Later, someone shakes my shoulders, and I jerk awake.
“We fell asleep,” Tanner says, dark circles rimming his eyes. “We have to get to Callie. She needs you to send a memory every thirty-six hours to maintain the bond. It’s been…” He taps on his wrist com. “Twenty-nine hours.”
I sit straight up, my grogginess evaporating. Maintain the bond. That’s just a pretty way of saying: keep her tethered to this world—and alive. But there’s no need to panic. Not yet. “Seven hours. That’s plenty of time. The TechRA building can’t be more than a few miles away.”

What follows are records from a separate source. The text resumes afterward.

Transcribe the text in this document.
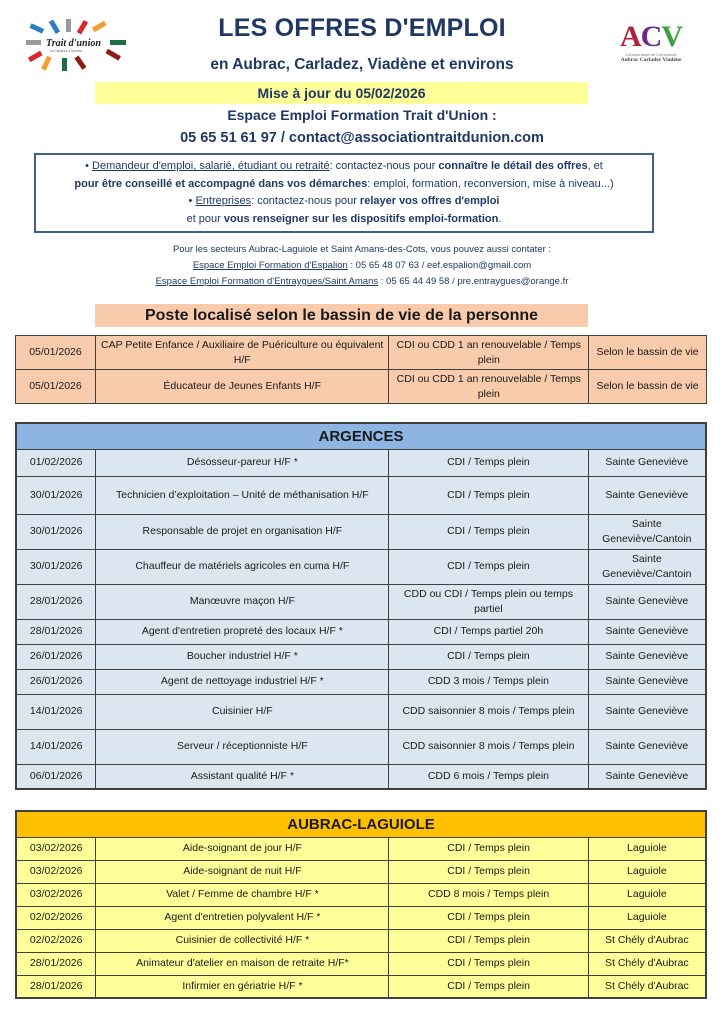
Trait d'union
du Carladez à l'Aubrac	ACV
Communauté de Communes
Aubrac Carladez Viadène
LES OFFRES D'EMPLOI
en Aubrac, Carladez, Viadène et environs
Mise à jour du 05/02/2026
Espace Emploi Formation Trait d'Union :
05 65 51 61 97 / contact@associationtraitdunion.com
• Demandeur d'emploi, salarié, étudiant ou retraité: contactez-nous pour connaître le détail des offres, et
pour être conseillé et accompagné dans vos démarches: emploi, formation, reconversion, mise à niveau...)
• Entreprises: contactez-nous pour relayer vos offres d'emploi
et pour vous renseigner sur les dispositifs emploi-formation.
Pour les secteurs Aubrac-Laguiole et Saint Amans-des-Cots, vous pouvez aussi contater :
Espace Emploi Formation d'Espalion : 05 65 48 07 63 / eef.espalion@gmail.com
Espace Emploi Formation d'Entraygues/Saint Amans : 05 65 44 49 58 / pre.entraygues@orange.fr
Poste localisé selon le bassin de vie de la personne
05/01/2026	CAP Petite Enfance / Auxiliaire de Puériculture ou équivalent H/F	CDI ou CDD 1 an renouvelable / Temps plein	Selon le bassin de vie
05/01/2026	Éducateur de Jeunes Enfants H/F	CDI ou CDD 1 an renouvelable / Temps plein	Selon le bassin de vie
ARGENCES			
01/02/2026	Désosseur-pareur H/F *	CDI / Temps plein	Sainte Geneviève
30/01/2026	Technicien d’exploitation – Unité de méthanisation H/F	CDI / Temps plein	Sainte Geneviève
30/01/2026	Responsable de projet en organisation H/F	CDI / Temps plein	Sainte Geneviève/Cantoin
30/01/2026	Chauffeur de matériels agricoles en cuma H/F	CDI / Temps plein	Sainte Geneviève/Cantoin
28/01/2026	Manœuvre maçon H/F	CDD ou CDI / Temps plein ou temps partiel	Sainte Geneviève
28/01/2026	Agent d'entretien propreté des locaux H/F *	CDI / Temps partiel 20h	Sainte Geneviève
26/01/2026	Boucher industriel H/F *	CDI / Temps plein	Sainte Geneviève
26/01/2026	Agent de nettoyage industriel H/F *	CDD 3 mois / Temps plein	Sainte Geneviève
14/01/2026	Cuisinier H/F	CDD saisonnier 8 mois / Temps plein	Sainte Geneviève
14/01/2026	Serveur / réceptionniste H/F	CDD saisonnier 8 mois / Temps plein	Sainte Geneviève
06/01/2026	Assistant qualité H/F *	CDD 6 mois / Temps plein	Sainte Geneviève
AUBRAC-LAGUIOLE			
03/02/2026	Aide-soignant de jour H/F	CDI / Temps plein	Laguiole
03/02/2026	Aide-soignant de nuit H/F	CDI / Temps plein	Laguiole
03/02/2026	Valet / Femme de chambre H/F *	CDD 8 mois / Temps plein	Laguiole
02/02/2026	Agent d'entretien polyvalent H/F *	CDI / Temps plein	Laguiole
02/02/2026	Cuisinier de collectivité H/F *	CDI / Temps plein	St Chély d'Aubrac
28/01/2026	Animateur d'atelier en maison de retraite H/F*	CDI / Temps plein	St Chély d'Aubrac
28/01/2026	Infirmier en gériatrie H/F *	CDI / Temps plein	St Chély d'Aubrac
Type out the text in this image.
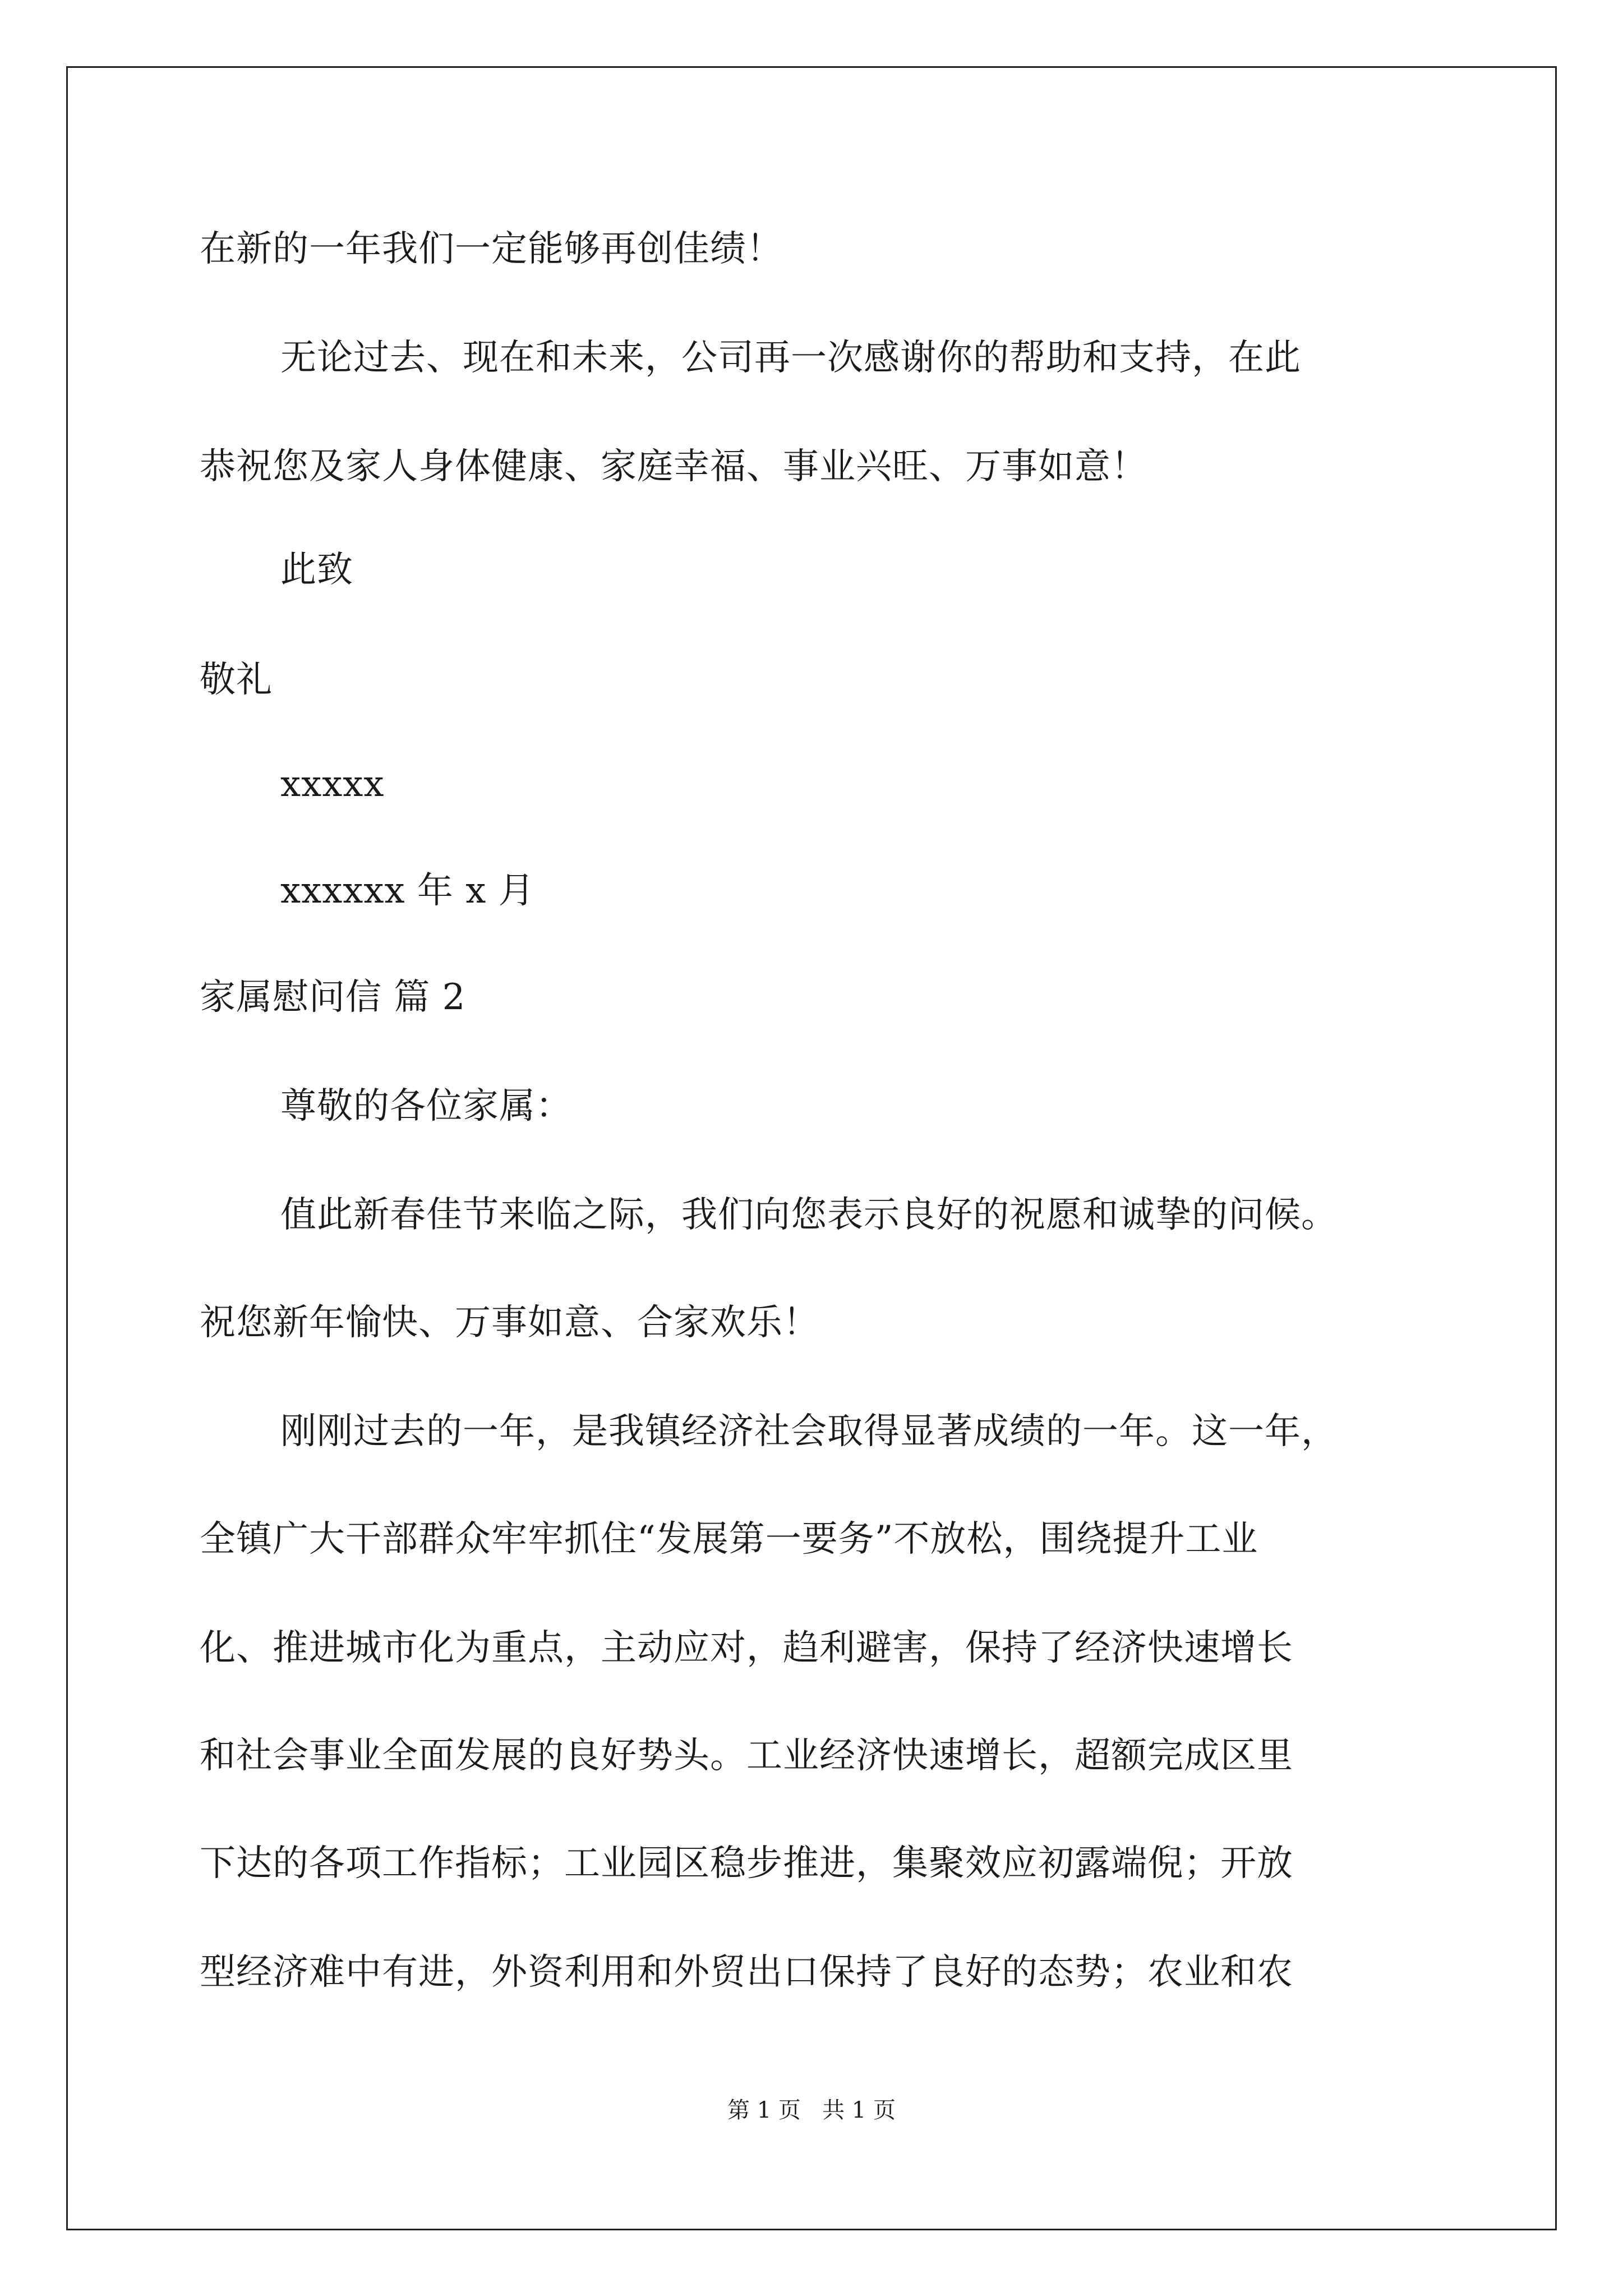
在新的一年我们一定能够再创佳绩！
无论过去、现在和未来，公司再一次感谢你的帮助和支持，在此
恭祝您及家人身体健康、家庭幸福、事业兴旺、万事如意！
此致
敬礼
xxxxx
xxxxxx 年 x 月
家属慰问信 篇 2
尊敬的各位家属：
值此新春佳节来临之际，我们向您表示良好的祝愿和诚挚的问候。
祝您新年愉快、万事如意、合家欢乐！
刚刚过去的一年，是我镇经济社会取得显著成绩的一年。这一年，
全镇广大干部群众牢牢抓住“发展第一要务”不放松，围绕提升工业
化、推进城市化为重点，主动应对，趋利避害，保持了经济快速增长
和社会事业全面发展的良好势头。工业经济快速增长，超额完成区里
下达的各项工作指标；工业园区稳步推进，集聚效应初露端倪；开放
型经济难中有进，外资利用和外贸出口保持了良好的态势；农业和农
第 1 页   共 1 页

“Yes, we should be fine.” But he gnaws on his cheek, as though there’s something else he wants to say.
“What is it, Tanner?”
“I have a bad feeling,” he says, and the words hit me like a slap. Tanner doesn’t operate on feelings. He relies on data and analysis and logical conclusions.
“Dresden’s finally gotten what she’s wanted for so long,” he continues slowly. “Things are going to change. I’m just not sure how.”
“Let’s go to Callie, then.” The anxiety saturates my veins and begins to seep into my muscles, my nerves. “We have to make sure she’s safe.”
We move through the streets, as quickly as we can on our own feet. The bullet trains are shut down; the moving sidewalks are still. Instead of showing the latest news, the holo-screens plastered against the skyscrapers play on a loop the footage of Chairwoman Dresden’s announcement. What’s more, every other holo-screen is dented, as though metal sculptures or wooden benches have been hurled at them.
“ComA’s issued a lockdown on Eden City.” Tanner scrolls through his wrist com as we move from the shadows of one building to another. “The rioters have spilled into the city, ripping up park patches, destroying government property. So there’s an enforced curfew until they can figure things out.”
I see movement in my peripheral vision and pull Tanner behind the corner of a building.
“Did you see that?” I pant. Either my heart’s racing—or it’s his. I can’t tell with our chests pressed together like this.
“ComA patrols.” His lips barely move, and the words are the slightest breath against my mouth. “With electro-whips. Searching for curfew violators. We can’t let them see us.”
I nod, not daring to speak. We huddle in the shadows until they pass.
In halts and sprints, adrenaline-pumping runs and heart-pounding waits, we make our way to the TechRA building. Finally, we arrive and proceed to the subterranean corridor without incident.
Without incident—but with a whole lot of emotion. Perspiration dots my upper lip and gathers at the nape of my neck, only to cool once it hits the chilly air. I peek over my shoulder for the thirty-seventh time. The hallway is sterile, empty. Even the stretchers that once lined the hallway are no longer present. The purple and green lights blink at me in the dimness.
I wish I could’ve changed out of my grubby, dried-out clothes, but stopping by my house was out of the question. As was swinging by Tanner’s apartment in the nearby scientific residences. Every extra second we spend outside means an extra second we might get caught. We can’t let that happen, not when we need to get to Callie.
Five hours and counting. Plenty of time, and yet, I feel each minute sliding into the next like sand dripping down an hourglass.
“Hurry.” I grit my teeth to stop them from chattering. “The sooner I can send that memory to Callie, the better I’ll feel.”
“On it.” He positions himself in front of the retina scan, lining up his eyes with the aperture. And stays there. Four seconds, six seconds. What’s taking so long?
“That’s weird,” he murmurs. “It usually beeps to indicate the scans match.”
Panic sprints up my throat. “Is something wrong?”
“Probably not. The maintenance bots were in here earlier this week. Maybe they upgraded the security system, and there’s some sort of glitch.” He moves to the next station and sticks his finger into the slot, so that the machine can take a sample of his blood. “That’s why we have these back-up security systems.”
His finger is pricked, and his face is scanned. He speaks into a microphone. But none of these results in that elusive beep.
He looks at me. I look at him. I realize all of a sudden we aren’t alone.
Small cameras nestle in the ceiling, each one covered by a round, reflective eye. At this moment, every single “eye” is trained on us.
“Tanner?” I whisper, my mouth as dry as the air. “Why are all those cameras pointed at us?”
Before he can answer, sirens blare and the purple and green lights flash, filling the entire hallway with chaos.
Fike, fike, fike. They’ve caught us.